Donald Farmer
From the man who brought us CANNIBAL HOOKERS (1987) and SCREAM DREAM (1989) - it's OK to run away right now; I totally understand - comes this shot-on-video mixture of urban action/thriller, cop drama, horror flick and gratuitous overuse of slow motion. The first twenty-five minutes is an interestingly edited cluster of things to come. While the opening credits slowly roll out, we see people dancing in a club, a vampire making goofy strained faces and showing his fangs, the same vampire standing valiantly in foggy silhouette, a nightmare-plagued blonde writhing in bed, a teen girl getting forced at gunpoint into a thugs car and various other things. At the club a "Hot Body" bikini contest is in full swing. Two of the girls; Nikki and Danielle, agree to go back to the hotel with an older guy for 300 bucks apiece. Before the guy can even get going (but after one girl takes her top off and the other hops in the shower), there's a knock on the door. In marches German crime boss / drug dealer / pimp Hans Geiger (Terence Jenkins), who's pissed his two girls are freelancing. He shoots Danielle dead and then forces Nikki back onto the street.
Geiger and his henchman Kurt (Phil Newman) attempt to make a drug deal with an undercover agent. When they discover who he is, they shoot him dead and end up in a car chase with two other cops; Newhouse (Don Tilley) and Mr. Vampire Cop himself, musclebound blonde William Lucas (Ed Cannon). Things end with Kurt and Newhouse dead and Lucas vowing revenge against the crime lord. Meanwhile, teen runaway Traci (Morrow Faye) - a girl who was almost raped until Vampire Cop came to her rescue and killed the guy - goes to reporter and TV hostess Melanie Roberts (Scream Dream star Melissa Moore) for help. Melanie allows her to stay in her home while she's investigating the case and a string of unsolved murders where people are turning up dead with strange, bat-like bite marks on their necks are just beginning. Melanie eventually teams up with Lucas in hopes they can crack the case together. Naturally, the two end up falling in love too, though it takes her forever to put two-and-two together. Hey, she's investigating what the press refers to as "The Vampire Murderer" and finds herself dating a man who refuses to leave the house during the day, works only at night, doesn't cast a shadow in the mirror and doesn't smoke, drink or even eat!

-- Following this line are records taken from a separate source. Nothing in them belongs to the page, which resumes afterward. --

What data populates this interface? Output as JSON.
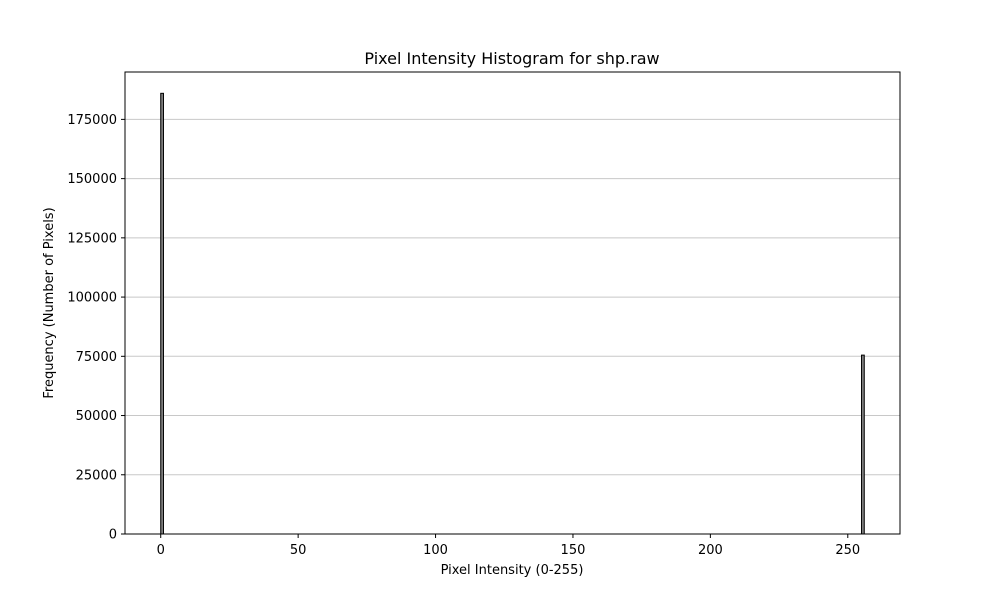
{
  "chart_data": {
    "type": "bar",
    "title": "Pixel Intensity Histogram for shp.raw",
    "xlabel": "Pixel Intensity (0-255)",
    "ylabel": "Frequency (Number of Pixels)",
    "xlim": [
      -13,
      269
    ],
    "ylim": [
      0,
      195000
    ],
    "x_ticks": [
      0,
      50,
      100,
      150,
      200,
      250
    ],
    "y_ticks": [
      0,
      25000,
      50000,
      75000,
      100000,
      125000,
      150000,
      175000
    ],
    "grid": "horizontal",
    "bins": {
      "start": 0,
      "count": 256,
      "width": 1
    },
    "nonzero_bins": [
      {
        "x": 0,
        "value": 186000
      },
      {
        "x": 255,
        "value": 75500
      }
    ],
    "colors": {
      "bar_fill": "#808080",
      "bar_edge": "#000000",
      "grid": "#c8c8c8"
    }
  }
}
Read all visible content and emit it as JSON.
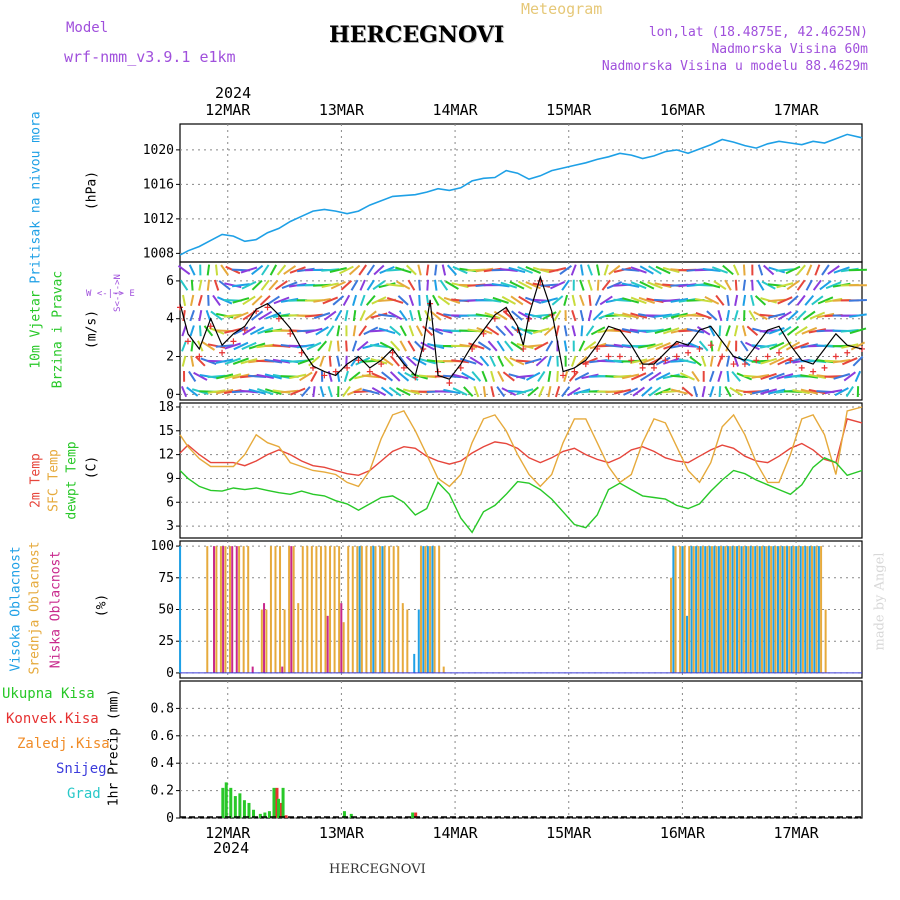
{
  "header": {
    "model_label": "Model",
    "model_name": "wrf-nmm_v3.9.1 e1km",
    "station": "HERCEGNOVI",
    "product": "Meteogram",
    "coords": "lon,lat (18.4875E, 42.4625N)",
    "altitude": "Nadmorska Visina 60m",
    "model_altitude": "Nadmorska Visina u modelu 88.4629m"
  },
  "footer": {
    "station": "HERCEGNOVI",
    "credit": "made by Angel"
  },
  "colors": {
    "pressure": "#1ea0e6",
    "wind_speed": "#000000",
    "gust": "#e63232",
    "t2m": "#e6463c",
    "sfc": "#e6aa3c",
    "dewpt": "#28c828",
    "cloud_high": "#1ea0e6",
    "cloud_mid": "#e6aa3c",
    "cloud_low": "#c8288c",
    "precip_total": "#28c828",
    "precip_conv": "#e63232",
    "precip_frz": "#f08c28",
    "snow": "#3c3cdc",
    "graupel": "#28c8c8",
    "grid": "#888888"
  },
  "chart_data": [
    {
      "type": "line",
      "id": "pressure",
      "ylabel_rot": "Pritisak na nivou mora",
      "unit": "(hPa)",
      "ylim": [
        1007,
        1023
      ],
      "yticks": [
        1008,
        1012,
        1016,
        1020
      ],
      "x_start_day": 11.58,
      "x_end_day": 17.58,
      "x_tick_days": [
        12,
        13,
        14,
        15,
        16,
        17
      ],
      "x_tick_labels": [
        "12MAR",
        "13MAR",
        "14MAR",
        "15MAR",
        "16MAR",
        "17MAR"
      ],
      "year_label": "2024",
      "grid": true,
      "x": [
        11.58,
        11.65,
        11.75,
        11.85,
        11.95,
        12.05,
        12.15,
        12.25,
        12.35,
        12.45,
        12.55,
        12.65,
        12.75,
        12.85,
        12.95,
        13.05,
        13.15,
        13.25,
        13.35,
        13.45,
        13.55,
        13.65,
        13.75,
        13.85,
        13.95,
        14.05,
        14.15,
        14.25,
        14.35,
        14.45,
        14.55,
        14.65,
        14.75,
        14.85,
        14.95,
        15.05,
        15.15,
        15.25,
        15.35,
        15.45,
        15.55,
        15.65,
        15.75,
        15.85,
        15.95,
        16.05,
        16.15,
        16.25,
        16.35,
        16.45,
        16.55,
        16.65,
        16.75,
        16.85,
        16.95,
        17.05,
        17.15,
        17.25,
        17.35,
        17.45,
        17.58
      ],
      "values": [
        1007.8,
        1008.3,
        1008.8,
        1009.5,
        1010.2,
        1010.0,
        1009.4,
        1009.6,
        1010.4,
        1010.9,
        1011.7,
        1012.3,
        1012.9,
        1013.1,
        1012.9,
        1012.6,
        1012.9,
        1013.6,
        1014.1,
        1014.6,
        1014.7,
        1014.8,
        1015.1,
        1015.5,
        1015.3,
        1015.6,
        1016.4,
        1016.7,
        1016.8,
        1017.6,
        1017.3,
        1016.6,
        1017.0,
        1017.6,
        1017.9,
        1018.2,
        1018.5,
        1018.9,
        1019.2,
        1019.6,
        1019.4,
        1019.0,
        1019.3,
        1019.8,
        1020.0,
        1019.6,
        1020.1,
        1020.6,
        1021.2,
        1020.9,
        1020.5,
        1020.2,
        1020.7,
        1021.0,
        1020.8,
        1020.6,
        1021.0,
        1020.8,
        1021.3,
        1021.8,
        1021.4
      ]
    },
    {
      "type": "line",
      "id": "wind",
      "ylabel_rot": "10m Vjetar",
      "ylabel_rot2": "Brzina i Pravac",
      "unit": "(m/s)",
      "compass": "W <-|-> E",
      "compass_ns": "S<-|->N",
      "ylim": [
        -0.3,
        7.0
      ],
      "yticks": [
        0,
        2,
        4,
        6
      ],
      "grid": true,
      "x": [
        11.58,
        11.65,
        11.75,
        11.85,
        11.95,
        12.05,
        12.15,
        12.25,
        12.35,
        12.45,
        12.55,
        12.65,
        12.75,
        12.85,
        12.95,
        13.05,
        13.15,
        13.25,
        13.35,
        13.45,
        13.55,
        13.65,
        13.72,
        13.78,
        13.85,
        13.95,
        14.05,
        14.15,
        14.25,
        14.35,
        14.45,
        14.55,
        14.6,
        14.65,
        14.75,
        14.85,
        14.95,
        15.05,
        15.15,
        15.25,
        15.35,
        15.45,
        15.55,
        15.65,
        15.75,
        15.85,
        15.95,
        16.05,
        16.15,
        16.25,
        16.35,
        16.45,
        16.55,
        16.65,
        16.75,
        16.85,
        16.95,
        17.05,
        17.15,
        17.25,
        17.35,
        17.45,
        17.58
      ],
      "values": [
        4.8,
        3.2,
        2.4,
        4.0,
        2.6,
        3.2,
        3.6,
        4.5,
        4.8,
        4.2,
        3.5,
        2.4,
        1.5,
        1.2,
        1.0,
        1.6,
        2.0,
        1.4,
        1.8,
        2.4,
        1.6,
        1.0,
        2.6,
        5.0,
        1.0,
        0.8,
        1.6,
        2.6,
        3.4,
        4.2,
        4.6,
        3.6,
        2.6,
        4.2,
        6.2,
        4.4,
        1.2,
        1.4,
        1.8,
        2.6,
        3.6,
        3.4,
        2.6,
        1.6,
        1.6,
        2.2,
        2.8,
        2.6,
        3.4,
        3.6,
        2.8,
        2.0,
        1.8,
        2.6,
        3.4,
        3.6,
        2.6,
        1.8,
        1.6,
        2.4,
        3.2,
        2.6,
        2.4
      ],
      "gust_values": [
        4.6,
        2.8,
        2.0,
        3.6,
        2.2,
        2.8,
        3.4,
        4.4,
        4.6,
        4.0,
        3.2,
        2.2,
        1.4,
        1.0,
        1.2,
        1.4,
        1.8,
        1.2,
        1.6,
        2.2,
        1.4,
        0.9,
        2.4,
        4.8,
        1.2,
        0.6,
        1.4,
        2.4,
        3.2,
        4.0,
        4.4,
        3.4,
        2.4,
        4.0,
        6.0,
        4.2,
        1.0,
        1.2,
        1.6,
        2.4,
        2.0,
        2.0,
        1.8,
        1.4,
        1.4,
        1.8,
        2.0,
        2.2,
        2.4,
        2.6,
        2.0,
        1.6,
        1.6,
        1.8,
        2.0,
        2.2,
        1.8,
        1.4,
        1.2,
        1.4,
        2.0,
        2.2,
        2.4
      ]
    },
    {
      "type": "line",
      "id": "temperature",
      "ylabel_rot": "2m Temp",
      "ylabel_rot2": "SFC Temp",
      "ylabel_rot3": "dewpt Temp",
      "unit": "(C)",
      "ylim": [
        1.5,
        18.5
      ],
      "yticks": [
        3,
        6,
        9,
        12,
        15,
        18
      ],
      "grid": true,
      "x": [
        11.58,
        11.65,
        11.75,
        11.85,
        11.95,
        12.05,
        12.15,
        12.25,
        12.35,
        12.45,
        12.55,
        12.65,
        12.75,
        12.85,
        12.95,
        13.05,
        13.15,
        13.25,
        13.35,
        13.45,
        13.55,
        13.65,
        13.75,
        13.85,
        13.95,
        14.05,
        14.15,
        14.25,
        14.35,
        14.45,
        14.55,
        14.65,
        14.75,
        14.85,
        14.95,
        15.05,
        15.15,
        15.25,
        15.35,
        15.45,
        15.55,
        15.65,
        15.75,
        15.85,
        15.95,
        16.05,
        16.15,
        16.25,
        16.35,
        16.45,
        16.55,
        16.65,
        16.75,
        16.85,
        16.95,
        17.05,
        17.15,
        17.25,
        17.35,
        17.45,
        17.58
      ],
      "series": [
        {
          "name": "2m Temp",
          "values": [
            12.2,
            13.2,
            12.0,
            11.0,
            11.0,
            11.0,
            10.6,
            11.2,
            12.0,
            12.6,
            12.0,
            11.2,
            10.6,
            10.4,
            10.0,
            9.6,
            9.4,
            10.0,
            11.2,
            12.4,
            13.0,
            12.8,
            11.8,
            11.2,
            10.8,
            11.2,
            12.2,
            13.0,
            13.6,
            13.4,
            12.8,
            11.6,
            11.0,
            11.6,
            12.4,
            12.8,
            12.0,
            11.4,
            11.0,
            11.6,
            12.6,
            13.0,
            12.4,
            11.6,
            11.2,
            11.0,
            11.8,
            12.6,
            13.2,
            12.8,
            11.8,
            11.2,
            11.0,
            11.8,
            12.8,
            13.4,
            12.6,
            11.4,
            11.0,
            16.5,
            16.0
          ]
        },
        {
          "name": "SFC Temp",
          "values": [
            14.5,
            13.0,
            11.5,
            10.5,
            10.5,
            10.5,
            12.0,
            14.5,
            13.5,
            13.0,
            11.0,
            10.5,
            10.0,
            9.8,
            9.5,
            8.5,
            8.0,
            10.0,
            14.0,
            17.0,
            17.5,
            15.0,
            12.0,
            9.0,
            8.0,
            9.5,
            13.5,
            16.5,
            17.0,
            15.0,
            12.0,
            9.5,
            8.0,
            9.5,
            13.5,
            16.5,
            16.5,
            13.5,
            10.5,
            8.5,
            9.5,
            13.5,
            16.5,
            16.0,
            13.0,
            10.0,
            8.5,
            11.0,
            15.5,
            17.0,
            14.5,
            11.0,
            8.5,
            8.5,
            12.0,
            16.5,
            17.0,
            14.5,
            9.5,
            17.5,
            18.0
          ]
        },
        {
          "name": "dewpt Temp",
          "values": [
            10.0,
            9.0,
            8.0,
            7.5,
            7.4,
            7.8,
            7.6,
            7.8,
            7.5,
            7.2,
            7.0,
            7.4,
            7.0,
            6.8,
            6.2,
            5.8,
            5.0,
            5.8,
            6.6,
            6.8,
            6.0,
            4.4,
            5.2,
            8.5,
            7.0,
            4.0,
            2.2,
            4.8,
            5.6,
            7.0,
            8.6,
            8.4,
            7.6,
            6.4,
            4.8,
            3.2,
            2.8,
            4.4,
            7.6,
            8.4,
            7.6,
            6.8,
            6.6,
            6.4,
            5.6,
            5.2,
            5.8,
            7.4,
            8.8,
            10.0,
            9.6,
            8.8,
            8.2,
            7.6,
            7.0,
            8.2,
            10.4,
            11.6,
            11.0,
            9.4,
            10.0
          ]
        }
      ]
    },
    {
      "type": "bar",
      "id": "cloud",
      "ylabel_rot": "Visoka Oblacnost",
      "ylabel_rot2": "Srednja Oblacnost",
      "ylabel_rot3": "Niska Oblacnost",
      "unit": "(%)",
      "ylim": [
        -4,
        104
      ],
      "yticks": [
        0,
        25,
        50,
        75,
        100
      ],
      "grid": true,
      "x": [
        11.6,
        11.62,
        11.82,
        11.86,
        11.9,
        11.94,
        11.98,
        12.02,
        12.06,
        12.1,
        12.14,
        12.18,
        12.2,
        12.3,
        12.34,
        12.38,
        12.42,
        12.46,
        12.5,
        12.54,
        12.58,
        12.62,
        12.66,
        12.7,
        12.74,
        12.78,
        12.82,
        12.86,
        12.9,
        12.94,
        12.98,
        13.02,
        13.06,
        13.1,
        13.14,
        13.18,
        13.22,
        13.26,
        13.3,
        13.34,
        13.38,
        13.42,
        13.46,
        13.5,
        13.54,
        13.58,
        13.62,
        13.66,
        13.7,
        13.74,
        13.78,
        13.82,
        13.86,
        13.9,
        15.9,
        15.94,
        15.98,
        16.02,
        16.06,
        16.1,
        16.14,
        16.18,
        16.22,
        16.26,
        16.3,
        16.34,
        16.38,
        16.42,
        16.46,
        16.5,
        16.54,
        16.58,
        16.62,
        16.66,
        16.7,
        16.74,
        16.78,
        16.82,
        16.86,
        16.9,
        16.94,
        16.98,
        17.02,
        17.06,
        17.1,
        17.14,
        17.18,
        17.22,
        17.26
      ],
      "series": [
        {
          "name": "Visoka Oblacnost",
          "values": [
            100,
            0,
            0,
            0,
            0,
            0,
            0,
            0,
            0,
            0,
            0,
            0,
            0,
            0,
            0,
            0,
            0,
            0,
            0,
            0,
            0,
            0,
            0,
            0,
            0,
            0,
            0,
            0,
            0,
            0,
            0,
            0,
            0,
            0,
            0,
            100,
            0,
            0,
            100,
            0,
            100,
            0,
            0,
            0,
            0,
            0,
            0,
            15,
            50,
            100,
            100,
            100,
            0,
            0,
            0,
            100,
            0,
            100,
            45,
            100,
            100,
            100,
            100,
            100,
            100,
            100,
            100,
            100,
            100,
            100,
            100,
            100,
            100,
            100,
            100,
            100,
            100,
            100,
            100,
            100,
            100,
            100,
            100,
            100,
            100,
            100,
            100,
            100,
            0
          ]
        },
        {
          "name": "Srednja Oblacnost",
          "values": [
            0,
            0,
            100,
            0,
            100,
            100,
            100,
            100,
            0,
            100,
            100,
            100,
            0,
            50,
            50,
            100,
            100,
            100,
            50,
            100,
            100,
            55,
            100,
            100,
            100,
            100,
            100,
            100,
            100,
            100,
            100,
            40,
            100,
            100,
            100,
            100,
            100,
            100,
            100,
            100,
            100,
            100,
            100,
            100,
            55,
            50,
            0,
            0,
            100,
            100,
            100,
            100,
            100,
            5,
            75,
            100,
            100,
            100,
            100,
            100,
            100,
            100,
            100,
            100,
            100,
            100,
            100,
            100,
            100,
            100,
            100,
            100,
            100,
            100,
            100,
            100,
            100,
            100,
            100,
            100,
            100,
            100,
            100,
            100,
            100,
            100,
            100,
            100,
            50
          ]
        },
        {
          "name": "Niska Oblacnost",
          "values": [
            0,
            0,
            0,
            100,
            0,
            100,
            0,
            100,
            100,
            0,
            0,
            0,
            5,
            55,
            0,
            0,
            0,
            5,
            0,
            100,
            0,
            0,
            0,
            0,
            0,
            0,
            0,
            45,
            0,
            0,
            55,
            0,
            0,
            0,
            0,
            0,
            0,
            0,
            0,
            0,
            0,
            0,
            0,
            0,
            0,
            0,
            0,
            0,
            0,
            0,
            0,
            0,
            0,
            0,
            0,
            0,
            0,
            0,
            0,
            0,
            0,
            0,
            0,
            0,
            0,
            0,
            0,
            0,
            0,
            0,
            0,
            0,
            0,
            0,
            0,
            0,
            0,
            0,
            0,
            0,
            0,
            0,
            0,
            0,
            0,
            0,
            0,
            0,
            0
          ]
        }
      ]
    },
    {
      "type": "bar",
      "id": "precip",
      "ylabel_rot": "1hr Precip (mm)",
      "legend": [
        "Ukupna Kisa",
        "Konvek.Kisa",
        "Zaledj.Kisa",
        "Snijeg",
        "Grad"
      ],
      "ylim": [
        0,
        1.0
      ],
      "yticks": [
        0,
        0.2,
        0.4,
        0.6,
        0.8
      ],
      "ytick_labels": [
        "0",
        "0.2",
        "0.4",
        "0.6",
        "0.8"
      ],
      "grid": true,
      "x": [
        11.97,
        12.0,
        12.04,
        12.08,
        12.12,
        12.16,
        12.2,
        12.24,
        12.3,
        12.34,
        12.38,
        12.42,
        12.46,
        12.5,
        12.54,
        12.58,
        13.04,
        13.1,
        13.64
      ],
      "series": [
        {
          "name": "Ukupna Kisa",
          "values": [
            0.22,
            0.26,
            0.22,
            0.16,
            0.18,
            0.13,
            0.11,
            0.06,
            0.03,
            0.04,
            0.05,
            0.22,
            0.14,
            0.22,
            0.0,
            0.0,
            0.05,
            0.03,
            0.04
          ]
        },
        {
          "name": "Konvek.Kisa",
          "values": [
            0.0,
            0.0,
            0.0,
            0.0,
            0.0,
            0.0,
            0.0,
            0.0,
            0.0,
            0.0,
            0.0,
            0.22,
            0.11,
            0.02,
            0.0,
            0.0,
            0.0,
            0.0,
            0.04
          ]
        }
      ]
    }
  ]
}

This is a very slight improvement over the director's previous films in that it has an actual storyline, numerous locations, decent videography and a couple of actors with charisma and the ability to recite their dialogue without coming off like they recently received a lobotomy. Hunky Cannon is pretty amateurish as the title character, but Moore looks great and is appealing as our heroine, Jenkins does a great job as the bad guy and R.J. McKay is fun as one of his henchmen. There's also a fun role for "special guest star" Mal Arnold as a police lieutenant who ends up getting chainsawed. You may remember Mr. Arnold as deranged Egyptian caterer Fuad Ramses in Herschell Gordon Lewis' seminal gore flick BLOOD FEAST (1963). Can't say I'm familiar with most of the rest of the cat, but most at least seem like they're at least trying to act.

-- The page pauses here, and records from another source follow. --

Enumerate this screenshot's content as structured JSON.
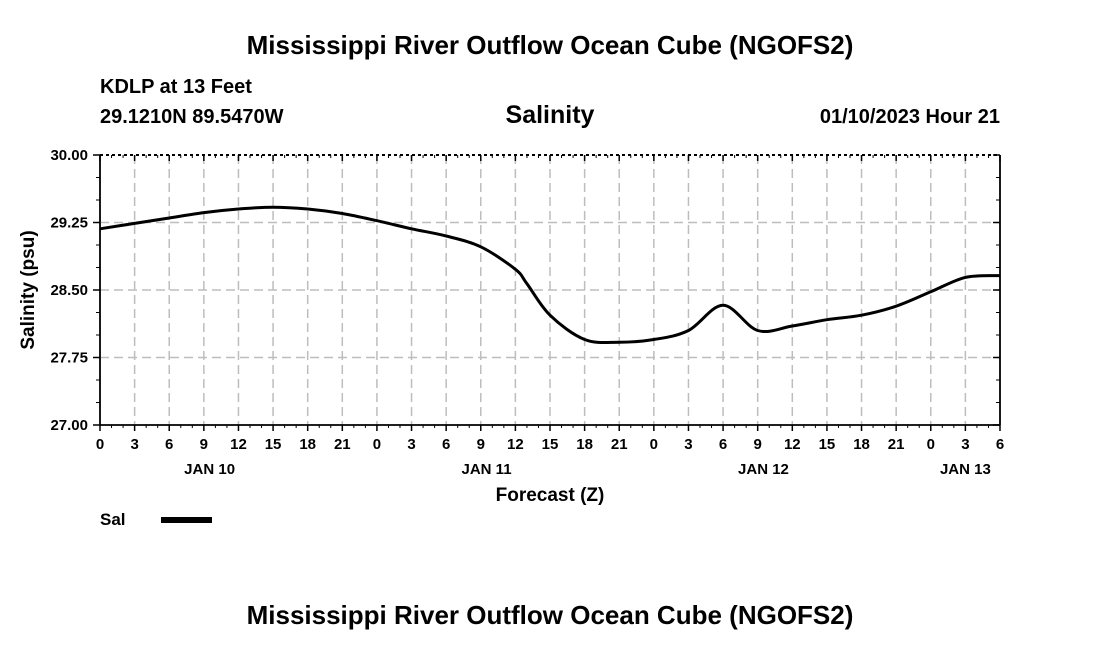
{
  "header": {
    "title": "Mississippi River Outflow Ocean Cube (NGOFS2)",
    "footer_title": "Mississippi River Outflow Ocean Cube (NGOFS2)",
    "station": "KDLP at 13 Feet",
    "coordinates": "29.1210N  89.5470W",
    "datetime": "01/10/2023 Hour 21"
  },
  "chart_data": {
    "type": "line",
    "title": "Salinity",
    "xlabel": "Forecast (Z)",
    "ylabel": "Salinity (psu)",
    "ylim": [
      27.0,
      30.0
    ],
    "yticks": [
      "27.00",
      "27.75",
      "28.50",
      "29.25",
      "30.00"
    ],
    "yticks_values": [
      27.0,
      27.75,
      28.5,
      29.25,
      30.0
    ],
    "xlim_hours": [
      0,
      78
    ],
    "xticks": [
      "0",
      "3",
      "6",
      "9",
      "12",
      "15",
      "18",
      "21",
      "0",
      "3",
      "6",
      "9",
      "12",
      "15",
      "18",
      "21",
      "0",
      "3",
      "6",
      "9",
      "12",
      "15",
      "18",
      "21",
      "0",
      "3",
      "6"
    ],
    "date_labels": [
      {
        "label": "JAN 10",
        "hour": 9.5
      },
      {
        "label": "JAN 11",
        "hour": 33.5
      },
      {
        "label": "JAN 12",
        "hour": 57.5
      },
      {
        "label": "JAN 13",
        "hour": 75
      }
    ],
    "grid": true,
    "series": [
      {
        "name": "Sal",
        "color": "#000000",
        "x_hours": [
          0,
          3,
          6,
          9,
          12,
          15,
          18,
          21,
          24,
          27,
          30,
          33,
          36,
          37,
          39,
          42,
          45,
          48,
          51,
          54,
          57,
          60,
          63,
          66,
          69,
          72,
          75,
          78
        ],
        "values": [
          29.18,
          29.24,
          29.3,
          29.36,
          29.4,
          29.42,
          29.4,
          29.35,
          29.27,
          29.18,
          29.1,
          28.98,
          28.73,
          28.57,
          28.22,
          27.95,
          27.92,
          27.95,
          28.05,
          28.33,
          28.05,
          28.1,
          28.17,
          28.22,
          28.32,
          28.48,
          28.64,
          28.66
        ]
      }
    ],
    "legend": [
      {
        "label": "Sal",
        "color": "#000000"
      }
    ]
  }
}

Not that this film doesn't have major problems. In fact, it's loaded with them. Farmer seems inept in the ways of continuity and making sure everything that needs to be filmed actually is filmed (notice how many times shots of police cars and exteriors of houses are spliced into the middle of scenes). Slow motion is constantly used for no good reason and we even get flashbacks to things we just saw a scene earlier but put in slow motion. I also had a big problem with how sloppy the Vampire Cop was. He bites many people - including the main bad guy - and then just leaves them there so that they'll return as vampires (and naturally be harder for him to defeat). You'd think he'd be a bit smarter after having lived on the fringes without being detected for over 100 years. Several characters who are bitten transform into vampires and are never seen again. And speaking of never seeing characters again, Geiger's henchman AND even the main character miraculously just disappear in the middle of the big finale, leaving out heroine alone with the crime boss! The last scene rips off the final scene in THE HOWLING.
Farmer financed the film and also wrote it. Tim Ritter (TRUTH OR DARE?) was an associate producer. For some reason, it was filmed in three different cities in three different states; Pensacola, Florida, Atlanta, Georgia and Los Angeles, California).